Линкольнширцы страдали и от кавалеров, и от круглоголовых. В сорок третьем году жители окрестных селений подписали декларацию протеста рыцарей, эсквайров, джентльменов, землевладельцев Линкольншира и Ноттингемпшира против несправедливых угнетений и бесчеловечных действий Уильяма Эрла из Ньюкасла и его кавалеров. В петиции говорилось о том, что указанные кавалеры утеряли естественную мягкость англичан и христиан и по бесчеловечности почти уже сравнялись с турками. «На наших глазах жгут дома наших соседей!» — сохранила бумага вопль негодования и ужаса.

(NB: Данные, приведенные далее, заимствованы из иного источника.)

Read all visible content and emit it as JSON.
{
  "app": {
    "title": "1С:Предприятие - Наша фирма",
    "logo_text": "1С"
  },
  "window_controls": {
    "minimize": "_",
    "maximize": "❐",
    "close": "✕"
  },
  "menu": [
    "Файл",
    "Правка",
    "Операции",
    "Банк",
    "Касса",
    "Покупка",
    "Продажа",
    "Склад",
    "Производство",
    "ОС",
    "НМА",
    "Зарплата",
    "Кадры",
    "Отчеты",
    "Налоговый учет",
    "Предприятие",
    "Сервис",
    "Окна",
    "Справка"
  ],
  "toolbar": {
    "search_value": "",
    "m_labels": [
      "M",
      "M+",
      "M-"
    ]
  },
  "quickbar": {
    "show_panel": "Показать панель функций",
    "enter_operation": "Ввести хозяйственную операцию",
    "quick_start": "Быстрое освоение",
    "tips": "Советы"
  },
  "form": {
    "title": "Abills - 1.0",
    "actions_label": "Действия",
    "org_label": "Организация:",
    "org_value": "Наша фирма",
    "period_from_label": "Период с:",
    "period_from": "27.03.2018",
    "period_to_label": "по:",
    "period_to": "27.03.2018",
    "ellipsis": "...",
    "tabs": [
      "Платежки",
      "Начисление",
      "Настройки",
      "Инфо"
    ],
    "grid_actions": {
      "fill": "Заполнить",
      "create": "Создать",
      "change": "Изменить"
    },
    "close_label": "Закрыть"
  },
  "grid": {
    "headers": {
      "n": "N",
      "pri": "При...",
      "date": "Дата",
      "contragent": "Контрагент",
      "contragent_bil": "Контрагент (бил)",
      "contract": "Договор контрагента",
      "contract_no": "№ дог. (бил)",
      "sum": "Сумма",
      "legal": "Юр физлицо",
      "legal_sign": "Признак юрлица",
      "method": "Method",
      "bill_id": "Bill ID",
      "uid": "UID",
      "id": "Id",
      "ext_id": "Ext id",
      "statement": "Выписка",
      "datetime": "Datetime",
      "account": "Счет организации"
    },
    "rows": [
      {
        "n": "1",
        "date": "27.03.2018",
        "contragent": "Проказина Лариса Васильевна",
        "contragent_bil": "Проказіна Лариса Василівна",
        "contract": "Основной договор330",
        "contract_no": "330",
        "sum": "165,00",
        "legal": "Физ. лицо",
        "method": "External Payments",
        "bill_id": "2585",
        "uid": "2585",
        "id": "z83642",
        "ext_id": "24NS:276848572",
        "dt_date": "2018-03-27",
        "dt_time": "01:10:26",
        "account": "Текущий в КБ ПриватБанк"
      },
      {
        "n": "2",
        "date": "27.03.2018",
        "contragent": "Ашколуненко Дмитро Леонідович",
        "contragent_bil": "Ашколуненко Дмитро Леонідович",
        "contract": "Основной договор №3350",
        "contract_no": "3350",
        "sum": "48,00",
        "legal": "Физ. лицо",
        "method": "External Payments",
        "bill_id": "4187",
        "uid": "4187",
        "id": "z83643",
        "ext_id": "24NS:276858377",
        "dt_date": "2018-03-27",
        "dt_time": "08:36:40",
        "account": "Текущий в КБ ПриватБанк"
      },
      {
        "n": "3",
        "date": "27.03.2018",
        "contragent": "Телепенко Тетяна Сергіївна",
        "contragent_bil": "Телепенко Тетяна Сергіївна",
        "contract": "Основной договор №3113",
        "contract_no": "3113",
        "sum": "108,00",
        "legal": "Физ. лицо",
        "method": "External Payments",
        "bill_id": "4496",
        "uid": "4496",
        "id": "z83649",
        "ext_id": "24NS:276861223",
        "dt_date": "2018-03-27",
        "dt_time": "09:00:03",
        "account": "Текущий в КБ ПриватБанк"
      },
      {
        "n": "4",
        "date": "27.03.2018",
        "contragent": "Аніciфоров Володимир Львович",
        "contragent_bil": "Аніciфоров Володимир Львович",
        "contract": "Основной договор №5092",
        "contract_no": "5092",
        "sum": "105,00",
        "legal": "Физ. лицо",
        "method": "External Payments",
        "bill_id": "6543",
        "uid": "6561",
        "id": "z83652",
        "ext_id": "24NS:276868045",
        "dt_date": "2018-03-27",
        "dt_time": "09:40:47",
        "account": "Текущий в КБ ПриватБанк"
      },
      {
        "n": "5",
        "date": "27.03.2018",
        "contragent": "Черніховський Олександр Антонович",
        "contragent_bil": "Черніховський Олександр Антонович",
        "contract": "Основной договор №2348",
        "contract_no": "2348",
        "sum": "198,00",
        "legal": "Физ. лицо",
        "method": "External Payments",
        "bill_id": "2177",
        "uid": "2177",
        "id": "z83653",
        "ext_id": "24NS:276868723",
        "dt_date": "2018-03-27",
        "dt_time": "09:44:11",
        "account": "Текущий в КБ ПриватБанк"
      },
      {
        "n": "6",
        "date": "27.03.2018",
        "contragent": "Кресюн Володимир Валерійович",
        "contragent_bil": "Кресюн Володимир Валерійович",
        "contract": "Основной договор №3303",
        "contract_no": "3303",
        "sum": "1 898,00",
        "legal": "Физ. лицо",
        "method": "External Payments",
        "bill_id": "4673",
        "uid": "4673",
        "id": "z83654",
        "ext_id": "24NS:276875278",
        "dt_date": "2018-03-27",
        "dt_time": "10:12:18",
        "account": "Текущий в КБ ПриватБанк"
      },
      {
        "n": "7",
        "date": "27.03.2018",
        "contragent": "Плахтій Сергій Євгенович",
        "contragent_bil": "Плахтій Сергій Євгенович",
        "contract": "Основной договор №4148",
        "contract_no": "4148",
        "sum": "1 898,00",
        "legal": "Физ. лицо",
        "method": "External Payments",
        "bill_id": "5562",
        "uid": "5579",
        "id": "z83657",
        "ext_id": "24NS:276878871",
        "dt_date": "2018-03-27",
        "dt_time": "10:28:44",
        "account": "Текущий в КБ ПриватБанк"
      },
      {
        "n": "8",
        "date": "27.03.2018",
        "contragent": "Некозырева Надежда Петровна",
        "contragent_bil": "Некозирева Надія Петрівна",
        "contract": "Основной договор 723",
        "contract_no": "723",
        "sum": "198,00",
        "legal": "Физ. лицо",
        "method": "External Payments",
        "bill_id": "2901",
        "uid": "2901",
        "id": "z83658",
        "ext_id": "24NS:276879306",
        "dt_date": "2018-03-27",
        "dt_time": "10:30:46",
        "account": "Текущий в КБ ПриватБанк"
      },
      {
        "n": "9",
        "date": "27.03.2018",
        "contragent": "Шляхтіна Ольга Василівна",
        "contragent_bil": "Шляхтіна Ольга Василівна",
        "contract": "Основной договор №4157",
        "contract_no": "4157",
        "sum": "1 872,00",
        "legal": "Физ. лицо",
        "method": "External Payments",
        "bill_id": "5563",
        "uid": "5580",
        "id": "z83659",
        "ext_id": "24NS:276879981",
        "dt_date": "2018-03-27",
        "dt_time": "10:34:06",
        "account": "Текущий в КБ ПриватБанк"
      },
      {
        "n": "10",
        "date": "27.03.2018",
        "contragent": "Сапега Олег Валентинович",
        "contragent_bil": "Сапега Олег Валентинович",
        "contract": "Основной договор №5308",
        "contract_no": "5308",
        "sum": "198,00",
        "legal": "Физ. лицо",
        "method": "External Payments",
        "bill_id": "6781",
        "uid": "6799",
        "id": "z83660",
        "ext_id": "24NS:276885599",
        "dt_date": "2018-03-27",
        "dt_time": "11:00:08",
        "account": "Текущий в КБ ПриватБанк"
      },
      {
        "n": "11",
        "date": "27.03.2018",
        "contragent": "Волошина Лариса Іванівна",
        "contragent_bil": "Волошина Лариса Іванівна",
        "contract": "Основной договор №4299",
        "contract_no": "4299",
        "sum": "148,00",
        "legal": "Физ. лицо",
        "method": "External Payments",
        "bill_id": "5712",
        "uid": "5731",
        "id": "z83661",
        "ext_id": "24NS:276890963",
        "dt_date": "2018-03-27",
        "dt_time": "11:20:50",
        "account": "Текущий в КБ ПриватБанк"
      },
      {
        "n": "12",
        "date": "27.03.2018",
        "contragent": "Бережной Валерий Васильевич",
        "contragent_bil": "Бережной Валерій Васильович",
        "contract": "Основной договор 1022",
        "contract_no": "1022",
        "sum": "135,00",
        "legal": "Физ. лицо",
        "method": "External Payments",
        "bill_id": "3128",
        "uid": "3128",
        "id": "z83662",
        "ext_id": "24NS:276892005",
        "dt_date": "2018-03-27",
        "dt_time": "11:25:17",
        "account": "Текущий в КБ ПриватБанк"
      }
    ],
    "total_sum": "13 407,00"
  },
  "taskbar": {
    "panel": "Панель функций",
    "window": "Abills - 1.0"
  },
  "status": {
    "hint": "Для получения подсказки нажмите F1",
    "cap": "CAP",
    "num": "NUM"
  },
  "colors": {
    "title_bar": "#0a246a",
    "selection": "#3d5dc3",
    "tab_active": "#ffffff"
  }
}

В пятидесятом году в адрес парламента были направлены уже две петиции, представленные Кромвелю как верховному руководителю нации, от тысяч лордов и землевладельцев Линкольншира против левеллеров — разрушителей собственности. Жалобщики просили восстановить добрые старые законы Англии и льготы, которыми их предки «наслаждались еще до Завоевания и до Великой хартии вольностей».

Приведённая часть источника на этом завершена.